Он все время говорил об Эмманюэле, из чего я поняла, что ему ничего не известно о Франсуа де Колонне, моем втором муже.
– Вы ничего не знаете о моих отношениях с господином д'Эненом. Сейчас имеет значение только то, что я ничего к вам не чувствую, поэтому выходить за вас замуж считаю абсурдным.
– Это вовсе не так абсурдно, как вам кажется. Разве вы не знаете, что существуют браки по расчету?
– Расчет предполагает какую-то выгоду, сударь, – заявила я насмешливо. – А что можете предложить мне вы?
– У меня есть два аргумента, сударыня, против которых нам нечего возразить.
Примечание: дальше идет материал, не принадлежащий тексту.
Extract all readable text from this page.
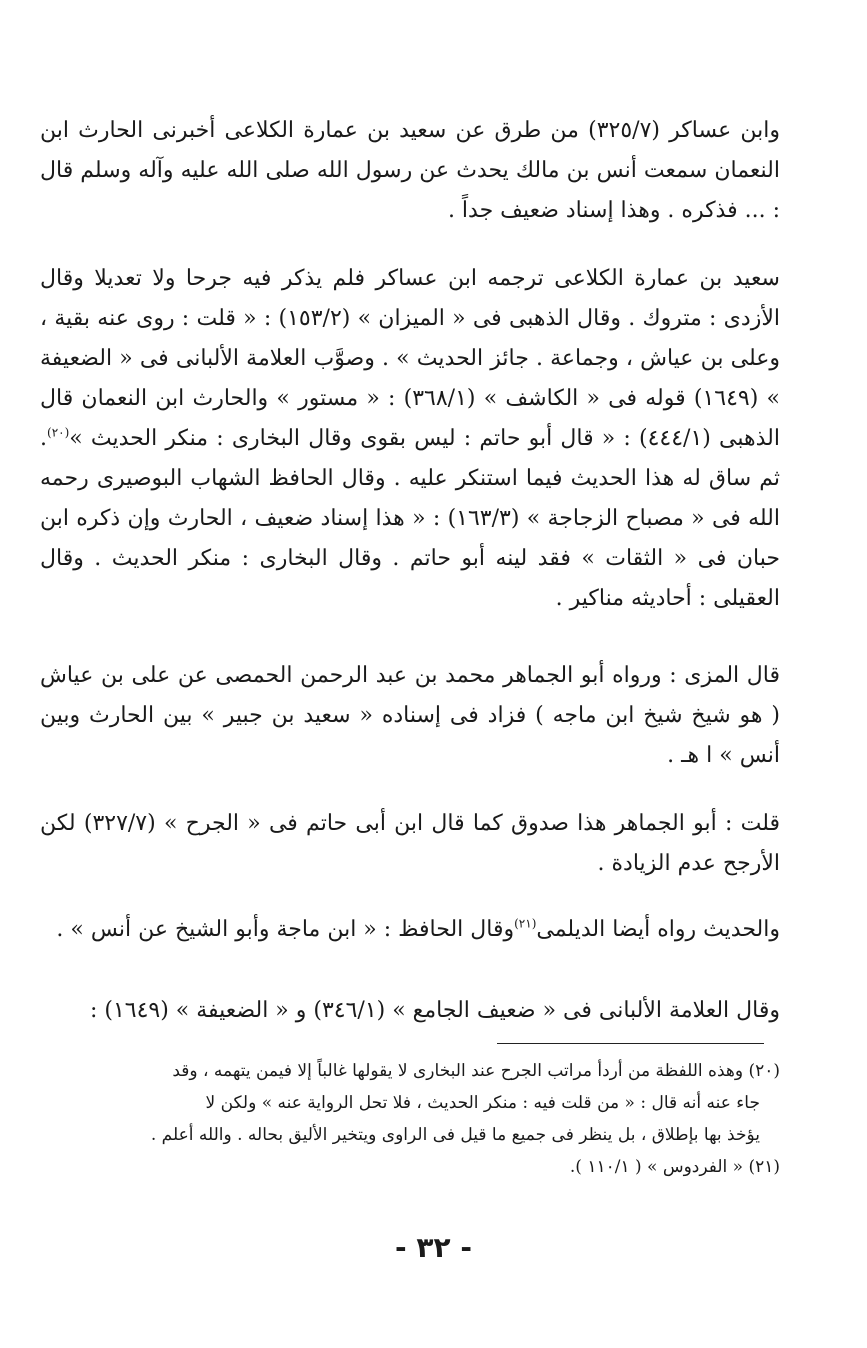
وابن عساكر (٣٢٥/٧) من طرق عن سعيد بن عمارة الكلاعى أخبرنى الحارث ابن النعمان سمعت أنس بن مالك يحدث عن رسول الله صلى الله عليه وآله وسلم قال : ... فذكره . وهذا إسناد ضعيف جداً .

سعيد بن عمارة الكلاعى ترجمه ابن عساكر فلم يذكر فيه جرحا ولا تعديلا وقال الأزدى : متروك . وقال الذهبى فى « الميزان » (١٥٣/٢) : « قلت : روى عنه بقية ، وعلى بن عياش ، وجماعة . جائز الحديث » . وصوَّب العلامة الألبانى فى « الضعيفة » (١٦٤٩) قوله فى « الكاشف » (٣٦٨/١) : « مستور » والحارث ابن النعمان قال الذهبى (٤٤٤/١) : « قال أبو حاتم : ليس بقوى وقال البخارى : منكر الحديث »$^{(٢٠)}$. ثم ساق له هذا الحديث فيما استنكر عليه . وقال الحافظ الشهاب البوصيرى رحمه الله فى « مصباح الزجاجة » (١٦٣/٣) : « هذا إسناد ضعيف ، الحارث وإن ذكره ابن حبان فى « الثقات » فقد لينه أبو حاتم . وقال البخارى : منكر الحديث . وقال العقيلى : أحاديثه مناكير .

قال المزى : ورواه أبو الجماهر محمد بن عبد الرحمن الحمصى عن على بن عياش ( هو شيخ شيخ ابن ماجه ) فزاد فى إسناده « سعيد بن جبير » بين الحارث وبين أنس » ا هـ .

قلت : أبو الجماهر هذا صدوق كما قال ابن أبى حاتم فى « الجرح » (٣٢٧/٧) لكن الأرجح عدم الزيادة .

والحديث رواه أيضا الديلمى$^{(٢١)}$وقال الحافظ : « ابن ماجة وأبو الشيخ عن أنس » .

وقال العلامة الألبانى فى « ضعيف الجامع » (٣٤٦/١) و « الضعيفة » (١٦٤٩) :

(٢٠) وهذه اللفظة من أردأ مراتب الجرح عند البخارى لا يقولها غالباً إلا فيمن يتهمه ، وقد

جاء عنه أنه قال : « من قلت فيه : منكر الحديث ، فلا تحل الرواية عنه » ولكن لا

يؤخذ بها بإطلاق ، بل ينظر فى جميع ما قيل فى الراوى ويتخير الأليق بحاله . والله أعلم .

(٢١) « الفردوس » ( ١١٠/١ ).

- ٣٢ -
– Я слушаю вас, – сказала я сухо.
Его манера подхода к таким делам вовсе не льстила моему женскому самолюбию. Он говорил так равнодушно, словно торговался где-то на лесопилке за лишнюю сажень леса. По-видимому, решила я, не только я его не люблю: он любит меня не больше.
– Сударыня, я богат.
Я молчала. Этот аргумент не произвел на меня особенного впечатления. Мне даже показалось, что он слишком плохого мнения обо мне, если считает, что против такого довода я ничего не смогу возразить.
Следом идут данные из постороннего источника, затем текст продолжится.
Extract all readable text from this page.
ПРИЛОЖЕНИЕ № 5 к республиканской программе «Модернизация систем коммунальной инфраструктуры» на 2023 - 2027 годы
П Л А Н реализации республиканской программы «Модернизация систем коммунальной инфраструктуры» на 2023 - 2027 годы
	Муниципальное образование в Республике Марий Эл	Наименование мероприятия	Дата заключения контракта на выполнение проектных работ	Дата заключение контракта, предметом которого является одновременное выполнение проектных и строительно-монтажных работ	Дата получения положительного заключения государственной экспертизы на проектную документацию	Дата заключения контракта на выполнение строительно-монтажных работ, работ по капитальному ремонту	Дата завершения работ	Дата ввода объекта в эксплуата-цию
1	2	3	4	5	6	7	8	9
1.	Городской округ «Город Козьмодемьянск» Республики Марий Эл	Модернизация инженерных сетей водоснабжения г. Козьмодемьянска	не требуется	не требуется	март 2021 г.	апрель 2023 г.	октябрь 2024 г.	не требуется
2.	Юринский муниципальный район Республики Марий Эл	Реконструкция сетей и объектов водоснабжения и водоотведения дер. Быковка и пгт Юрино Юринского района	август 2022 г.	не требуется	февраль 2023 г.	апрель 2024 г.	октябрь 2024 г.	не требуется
– Я так же богат, как и до революции, или почти так же. Я владею почти всем, что принадлежало моему роду.
– Как вам это удалось?
– Апрельская амнистия вернула мне практически все. И еще выплатила двести тысяч ливров компенсации.
У меня засосало под ложечкой. Двести тысяч! Будь у меня хоть десятая доля этого, я бы не мучилась мыслями о том, как уплатить налог, те злосчастные и недосягаемые девятнадцать тысяч.
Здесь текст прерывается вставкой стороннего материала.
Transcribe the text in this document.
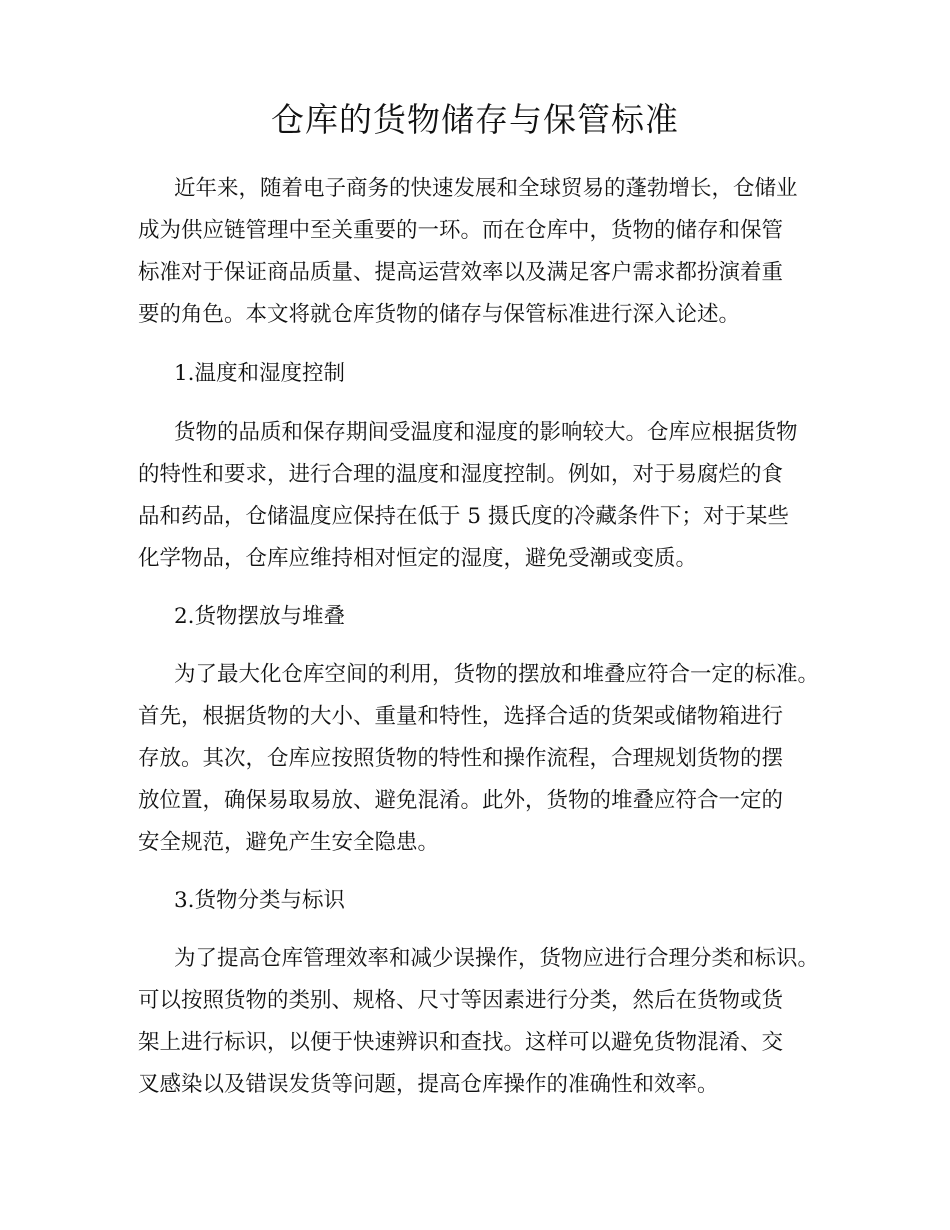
仓库的货物储存与保管标准
近年来，随着电子商务的快速发展和全球贸易的蓬勃增长，仓储业
成为供应链管理中至关重要的一环。而在仓库中，货物的储存和保管
标准对于保证商品质量、提高运营效率以及满足客户需求都扮演着重
要的角色。本文将就仓库货物的储存与保管标准进行深入论述。
1.温度和湿度控制
货物的品质和保存期间受温度和湿度的影响较大。仓库应根据货物
的特性和要求，进行合理的温度和湿度控制。例如，对于易腐烂的食
品和药品，仓储温度应保持在低于 5 摄氏度的冷藏条件下；对于某些
化学物品，仓库应维持相对恒定的湿度，避免受潮或变质。
2.货物摆放与堆叠
为了最大化仓库空间的利用，货物的摆放和堆叠应符合一定的标准。
首先，根据货物的大小、重量和特性，选择合适的货架或储物箱进行
存放。其次，仓库应按照货物的特性和操作流程，合理规划货物的摆
放位置，确保易取易放、避免混淆。此外，货物的堆叠应符合一定的
安全规范，避免产生安全隐患。
3.货物分类与标识
为了提高仓库管理效率和减少误操作，货物应进行合理分类和标识。
可以按照货物的类别、规格、尺寸等因素进行分类，然后在货物或货
架上进行标识，以便于快速辨识和查找。这样可以避免货物混淆、交
叉感染以及错误发货等问题，提高仓库操作的准确性和效率。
Ровным голосом герцог продолжал:
– Разумеется, амнистию я всерьез не воспринимаю и подчиняться республиканцам не собираюсь. Но я не вижу ничего дурного в том, чтобы с помощью их амнистии вернуть то, что тысячу лет принадлежало моему роду.
– Что же у вас есть? – спросила я без всякого выражения.
– У меня есть родовое поместье дю Шатлэ в Бретани; оно находится между Сен-Брие и Динаном и называется Белые Липы. Возможно, вы слышали о нем.
Еще бы, подумала я. Я не бывала там, но в Версале существовало мнение, что это поместье – жемчужина садово-парковой архитектуры. Еще в начале XVIII века один из дю Шатлэ создал его с помощью знаменитых мастеров, создал в английском стиле, в противовес пышным барочным формам Версаля и его парков.
– Белые Липы окружены восьмьюстами арпанами земли. Земля эта тоже принадлежит мне, за исключением того, что отойдет к моему брату. Я владею также двумя домами в Ренне и одним отелем в Париже – правда, должен вам признаться, я владею ими через подставных лиц. В Бретани у меня тридцать две фермы.
Он говорил очень спокойно и уверенно, словно точно знал, что рано или поздно его доводы возымеют действие. Меня же сейчас больше всего занимала мысль о том, каким образом и благодаря какому чуду ему посчастливилось сохранить свое состояние. Из того, что он перечислил, я могла понять, что герцог дю Шатлэ является одним из крупнейших землевладельцев в Бретани, а то и во Франции.
Но именно его богатство меня и насторожило. С какой стати он готов разделить все это со мной? Что заставляет его так поступать? И, вспомнив о своей собственной участи, я подумала, что ни за какие богатства в мире не стоит продавать свою свободу и независимость. Кто знает, может быть, этот герцог – чудовище, или извращенец, или просто человек, причуд которого я не смогу выдержать. Например, выходя замуж за Франсуа, я все-таки хоть немного была с ним знакома, но все же это знакомство не уберегло меня от разочарования. Наш брак был ошибкой. Так что же говорить теперь, когда мы видели друг друга чуть ли не впервые? Что я знаю о герцоге дю Шатлэ? Только то, что Изабелла де Шатенуа очень лестно о нем отзывалась. Но это, честное слово, еще не означает, что я тоже буду такого же мнения.